Hinter diesen Zahlen steckten politisch gewollte Minderausgaben, deren Lasten die Bevölkerung tragen müsse. Familien und Jugendliche erhielten weniger als die Hälfte des Schweizer Durchschnitts und bei den Stipendien liege der Kanton gar auf dem letzten Platz. Dies führe beispielsweise nachweislich zu mehr Studienabbrüchen. Damit entziehe sich der Kanton der Verantwortung, ein sozial durchlässiges Bildungssystem zu gewährleisten. Auch im Gesundheitsbereich schneide der Kanton unterdurchschnittlich ab. Die Gesundheitsprävention liege 35 % unter dem Durchschnitt und die Prämienverbilligung 23 %.
«Im Aargau müssen Haushalte bei steigenden Lebenshaltungskosten dazu auch überproportional die Lasten des Kantons tragen. Der Begriff ‹solid› ist zynisch. Die Dienstleistungen der öffentlichen Hand auf ein solch ungenügendes Niveau herunterzufahren, ist verantwortungslos», sagt Mia Jenni, Co-Fraktionspräsidentin SP Aargau.

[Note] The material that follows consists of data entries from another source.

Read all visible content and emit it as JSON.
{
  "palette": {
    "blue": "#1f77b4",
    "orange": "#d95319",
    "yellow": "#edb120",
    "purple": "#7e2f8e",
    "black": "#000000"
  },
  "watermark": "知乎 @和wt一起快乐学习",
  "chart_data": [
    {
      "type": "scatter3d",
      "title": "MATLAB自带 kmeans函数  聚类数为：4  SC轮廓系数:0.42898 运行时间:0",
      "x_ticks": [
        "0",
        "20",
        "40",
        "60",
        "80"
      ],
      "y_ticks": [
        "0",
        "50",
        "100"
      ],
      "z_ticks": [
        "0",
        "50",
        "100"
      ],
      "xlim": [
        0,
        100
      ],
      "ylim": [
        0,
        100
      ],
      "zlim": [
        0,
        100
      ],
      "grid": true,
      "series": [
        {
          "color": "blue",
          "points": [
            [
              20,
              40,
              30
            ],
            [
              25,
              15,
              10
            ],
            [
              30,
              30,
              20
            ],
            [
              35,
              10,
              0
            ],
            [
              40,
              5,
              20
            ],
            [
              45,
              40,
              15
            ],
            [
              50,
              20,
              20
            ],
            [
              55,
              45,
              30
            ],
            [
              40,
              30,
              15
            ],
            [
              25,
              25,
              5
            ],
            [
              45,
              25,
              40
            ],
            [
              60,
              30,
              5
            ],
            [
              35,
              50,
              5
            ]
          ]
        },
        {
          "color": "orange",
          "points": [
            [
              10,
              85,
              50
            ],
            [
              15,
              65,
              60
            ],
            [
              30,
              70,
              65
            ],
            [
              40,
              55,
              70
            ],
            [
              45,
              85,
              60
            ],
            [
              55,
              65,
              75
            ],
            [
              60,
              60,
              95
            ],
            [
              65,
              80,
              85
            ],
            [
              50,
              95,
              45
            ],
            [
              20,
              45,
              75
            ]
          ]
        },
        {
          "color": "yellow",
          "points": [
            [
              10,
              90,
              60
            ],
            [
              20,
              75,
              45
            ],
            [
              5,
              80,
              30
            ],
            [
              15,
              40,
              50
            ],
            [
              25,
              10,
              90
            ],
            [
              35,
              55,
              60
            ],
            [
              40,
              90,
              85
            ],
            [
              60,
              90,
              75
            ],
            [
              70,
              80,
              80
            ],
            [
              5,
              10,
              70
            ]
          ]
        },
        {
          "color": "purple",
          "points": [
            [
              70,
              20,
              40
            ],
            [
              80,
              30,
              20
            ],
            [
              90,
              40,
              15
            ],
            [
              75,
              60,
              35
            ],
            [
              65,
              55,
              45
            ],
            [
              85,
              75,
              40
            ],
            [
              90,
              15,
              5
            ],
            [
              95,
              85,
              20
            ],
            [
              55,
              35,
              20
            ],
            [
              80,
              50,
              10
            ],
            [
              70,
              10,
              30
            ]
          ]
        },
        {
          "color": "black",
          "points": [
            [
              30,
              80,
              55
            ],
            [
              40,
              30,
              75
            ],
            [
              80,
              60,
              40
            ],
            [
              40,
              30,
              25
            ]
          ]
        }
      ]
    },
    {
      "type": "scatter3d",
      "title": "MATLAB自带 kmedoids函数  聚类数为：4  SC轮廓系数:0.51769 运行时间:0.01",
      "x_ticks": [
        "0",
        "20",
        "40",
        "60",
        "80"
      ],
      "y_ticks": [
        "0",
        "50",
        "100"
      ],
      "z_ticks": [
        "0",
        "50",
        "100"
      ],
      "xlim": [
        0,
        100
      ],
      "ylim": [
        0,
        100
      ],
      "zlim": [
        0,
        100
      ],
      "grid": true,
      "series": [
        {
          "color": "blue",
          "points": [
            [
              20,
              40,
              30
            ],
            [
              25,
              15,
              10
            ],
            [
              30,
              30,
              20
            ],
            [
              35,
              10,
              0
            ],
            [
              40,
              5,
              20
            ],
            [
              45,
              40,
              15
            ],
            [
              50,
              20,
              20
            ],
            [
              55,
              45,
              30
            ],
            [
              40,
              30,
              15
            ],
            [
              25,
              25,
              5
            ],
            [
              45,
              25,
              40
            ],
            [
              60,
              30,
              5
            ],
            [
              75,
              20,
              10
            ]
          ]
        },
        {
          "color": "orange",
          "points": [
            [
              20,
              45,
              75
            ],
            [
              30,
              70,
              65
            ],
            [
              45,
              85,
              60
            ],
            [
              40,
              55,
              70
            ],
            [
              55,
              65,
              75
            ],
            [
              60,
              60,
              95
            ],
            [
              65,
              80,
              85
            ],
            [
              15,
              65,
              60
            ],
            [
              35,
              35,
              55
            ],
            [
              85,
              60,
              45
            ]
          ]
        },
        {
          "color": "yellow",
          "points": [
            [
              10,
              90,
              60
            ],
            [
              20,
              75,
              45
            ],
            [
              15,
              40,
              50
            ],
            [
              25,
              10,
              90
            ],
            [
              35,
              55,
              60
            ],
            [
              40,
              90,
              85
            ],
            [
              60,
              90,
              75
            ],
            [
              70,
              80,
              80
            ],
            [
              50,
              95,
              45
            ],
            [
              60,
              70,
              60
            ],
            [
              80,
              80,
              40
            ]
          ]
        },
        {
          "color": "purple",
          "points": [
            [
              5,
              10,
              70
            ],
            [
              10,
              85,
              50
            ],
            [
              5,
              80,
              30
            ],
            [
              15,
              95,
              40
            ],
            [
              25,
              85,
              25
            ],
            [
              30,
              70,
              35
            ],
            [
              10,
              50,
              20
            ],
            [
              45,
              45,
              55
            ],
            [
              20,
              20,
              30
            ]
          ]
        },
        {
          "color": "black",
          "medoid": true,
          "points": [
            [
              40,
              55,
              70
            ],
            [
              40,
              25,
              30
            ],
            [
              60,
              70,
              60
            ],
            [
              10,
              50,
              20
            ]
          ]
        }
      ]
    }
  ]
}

Der Aargau manövriert sich in finanziell unsichere Zeiten
Selbst der Regierungsrat bestätige, dass der Kanton auf finanziell unsichere Zeiten zusteuere. Die Umsetzung der Individualbesteuerung, das Entlastungspaket 2027 des Bundes, die Abschaffung des Eigenmietwerts, die Umsetzung von EFAS und die überrissene Steuerfusssenkung von 8 % im Herbst 2025 würden ein Loch in die Aargauer Kasse reissen. Um dieses Loch nicht weiter zu vergrössern, dürften keine weiteren Steuergeschenke an Unternehmen und Vermögende vollzogen werden. Diese beiden Gruppen hätten in den vergangenen Jahren mehrmals steuerliche Erleichterungen erhalten. Die vielen Abbaurunden der Vergangenheit mit dem drastischen Reduzieren der öffentlichen Leistungen müssten ausserdem gezielt rückgängig gemacht werden.
«Der Aargau manövriert sich in finanziell unsichere Zeiten, wenn er den bisherigen Kurs beibehält. Angezeigt sind nun der Verzicht auf weitere Steuergeschenke und die Entlastung der Aargauer Bevölkerung via Leistungen, auf deren Rücken diese vergangenen Rechnungsabschlüsse ausgetragen wurden», sagt Lucia Engeli, Co-Präsidentin SP Aargau.
Das drohende Loch in der Staatskasse dürfe nicht zu einer weiteren Unterfinanzierung des Wohlergehens und der Unterstützung der Aargauer Bevölkerung sowie der Natur führen. Die Ausgleichsreserve, die nun 1,4 Milliarden Franken schwer sei, müsse für die Sicherstellung von wirkungsvollen Dienstleistungen an der Aargauer Bevölkerung und der Natur eingesetzt werden. Dazu zählten weitaus mehr als der Wirtschaftsstandort, Energiepolitik und die Bildungsinfrastruktur. Die Bevölkerung habe ein Anrecht auf soziale Sicherheit, eine intakte Natur und mit anderen Kantonen vergleichbare Leistungen.